"We're looking a bit further out saying, where do we go from here? We're not throwing the whole car away. Our engine partners are willing to carry the brunt there," he continued. But he admitted that aero kits might still fail to become a reality despite his newly-unveiled technical plan.
"If the team owners disagree with it, there's not a majority there that keeps it going, we'll drop it," he said. "We won't ram it down their throat. We need everybody in the game, we need everybody to bring into this and make it happen." But he added that the IndyCar management itself was still firmly committed to the concept of aero kits and that the idea hadn't gone away simply because Randy Bernard had exited as series CEO at the end of 2012.
"If we didn't feel we need to develop IndyCar in this direction, obviously we don't need to be doing this. The league thinks we do. We've gone to great lengths to explain why we think that's necessary and we're going to move forward with that plan."
Walker said that of more immediate concern to him than aero kits for the rest of this year is tackling the problem of the current car's tendency to lift into the air during accidents. He said that this was the result of the flat bottom of the current chassis and that the series was looking at several ways in which this could be tackled.
"One component of this car is the capability of lift. It has a huge flat bottom. We know it needs that perfect storm to create lift with these cars," explained Walker. "We said we have to address lift. We're going to look at that aspect. Open-wheel cars in general, even NASCAR, all have had to deal with that.

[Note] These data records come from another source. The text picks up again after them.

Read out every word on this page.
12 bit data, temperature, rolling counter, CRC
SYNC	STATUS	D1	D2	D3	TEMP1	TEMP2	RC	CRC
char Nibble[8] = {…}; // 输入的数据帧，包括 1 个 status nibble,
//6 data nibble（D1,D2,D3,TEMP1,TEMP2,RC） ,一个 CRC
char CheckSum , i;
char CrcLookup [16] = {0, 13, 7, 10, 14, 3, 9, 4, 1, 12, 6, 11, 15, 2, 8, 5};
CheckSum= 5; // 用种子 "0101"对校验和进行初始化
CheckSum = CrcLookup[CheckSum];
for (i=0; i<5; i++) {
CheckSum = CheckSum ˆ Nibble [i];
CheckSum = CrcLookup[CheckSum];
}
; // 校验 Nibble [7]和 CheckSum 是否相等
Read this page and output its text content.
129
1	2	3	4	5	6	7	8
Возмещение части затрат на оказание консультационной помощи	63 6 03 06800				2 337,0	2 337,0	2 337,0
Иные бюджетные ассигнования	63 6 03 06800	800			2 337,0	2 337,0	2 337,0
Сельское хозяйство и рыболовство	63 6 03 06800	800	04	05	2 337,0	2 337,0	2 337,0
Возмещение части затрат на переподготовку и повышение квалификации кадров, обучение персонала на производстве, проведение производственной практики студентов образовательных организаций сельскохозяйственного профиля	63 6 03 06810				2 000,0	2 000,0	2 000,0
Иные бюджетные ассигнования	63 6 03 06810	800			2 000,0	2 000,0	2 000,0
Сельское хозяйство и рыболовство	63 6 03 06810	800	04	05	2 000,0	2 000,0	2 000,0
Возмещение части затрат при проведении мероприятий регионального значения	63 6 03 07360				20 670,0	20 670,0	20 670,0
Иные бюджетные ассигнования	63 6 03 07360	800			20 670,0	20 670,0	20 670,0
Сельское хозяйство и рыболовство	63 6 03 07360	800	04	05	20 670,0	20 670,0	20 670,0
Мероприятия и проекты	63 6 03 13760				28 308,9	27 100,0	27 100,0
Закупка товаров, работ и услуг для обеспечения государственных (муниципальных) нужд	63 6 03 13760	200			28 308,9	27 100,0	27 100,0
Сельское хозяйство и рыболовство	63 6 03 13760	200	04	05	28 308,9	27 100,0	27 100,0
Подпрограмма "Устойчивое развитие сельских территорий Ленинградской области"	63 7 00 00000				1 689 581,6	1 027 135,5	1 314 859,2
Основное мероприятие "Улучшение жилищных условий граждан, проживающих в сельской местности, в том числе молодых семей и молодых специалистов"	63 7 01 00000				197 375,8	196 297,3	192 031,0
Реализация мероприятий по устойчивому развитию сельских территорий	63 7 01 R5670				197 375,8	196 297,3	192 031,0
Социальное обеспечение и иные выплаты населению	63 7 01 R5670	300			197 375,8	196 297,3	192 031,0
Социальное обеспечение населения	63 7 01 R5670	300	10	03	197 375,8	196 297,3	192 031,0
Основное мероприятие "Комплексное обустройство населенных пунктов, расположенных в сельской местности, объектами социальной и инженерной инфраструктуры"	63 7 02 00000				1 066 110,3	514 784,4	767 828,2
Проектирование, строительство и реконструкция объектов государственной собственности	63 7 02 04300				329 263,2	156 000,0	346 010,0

"In the good old days when I started racing, they didn't have flat bottoms like now. It wasn't an issue. You'd probably roll over before you take off. Nowadays the component of downforce and the larger area underneath the car, we have a lift component.

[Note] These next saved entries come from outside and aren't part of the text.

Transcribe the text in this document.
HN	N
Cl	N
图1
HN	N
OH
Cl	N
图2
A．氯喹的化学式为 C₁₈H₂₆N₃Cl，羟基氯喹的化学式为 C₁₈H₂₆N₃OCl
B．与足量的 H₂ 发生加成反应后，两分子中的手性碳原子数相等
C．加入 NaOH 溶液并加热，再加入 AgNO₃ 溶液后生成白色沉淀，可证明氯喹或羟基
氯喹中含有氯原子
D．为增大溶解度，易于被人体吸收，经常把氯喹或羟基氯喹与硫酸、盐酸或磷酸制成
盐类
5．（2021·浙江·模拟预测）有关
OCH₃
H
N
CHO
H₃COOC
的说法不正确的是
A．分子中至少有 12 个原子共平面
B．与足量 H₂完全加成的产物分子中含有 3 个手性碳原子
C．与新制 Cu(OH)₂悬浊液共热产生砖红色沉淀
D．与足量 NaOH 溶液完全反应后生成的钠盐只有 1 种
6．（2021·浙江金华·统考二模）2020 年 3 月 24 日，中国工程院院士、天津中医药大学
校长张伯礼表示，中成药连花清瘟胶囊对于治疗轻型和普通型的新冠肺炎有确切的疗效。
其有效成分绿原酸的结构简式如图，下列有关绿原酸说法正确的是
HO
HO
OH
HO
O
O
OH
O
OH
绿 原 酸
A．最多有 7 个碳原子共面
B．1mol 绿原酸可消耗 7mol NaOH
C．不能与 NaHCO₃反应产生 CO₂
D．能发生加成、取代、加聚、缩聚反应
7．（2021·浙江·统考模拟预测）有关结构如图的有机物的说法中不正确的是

"So we said let's look at it from multiple angles. Do we reduce it, put trap doors in it? We haven't got the answer today," he admitted. "All I can tell you, we, IndyCar, are going to spend a bit of money researching a floor as soon as we can that reduces the lift potential of this car."
Walker admitted that such revisions were likely to see a medium term drop on the speed of the current car but that in the longer term work was underway to enhance speed without compromising driver safety.
"It's our belief that speed does count. Speed is a differential that IndyCar has. They are the fastest cars in the world, in the closed circuit competition, if we want them to be. They have been and they still have some considerable records."
Particularly important to the series is the 100th running of the Indianapolis 500 in 2016, for which the series hopes to see set a new generation of speed records to supersede Arie Luyendyk's existing qualifying benchmark of 236.986mph set all the way back in 1996.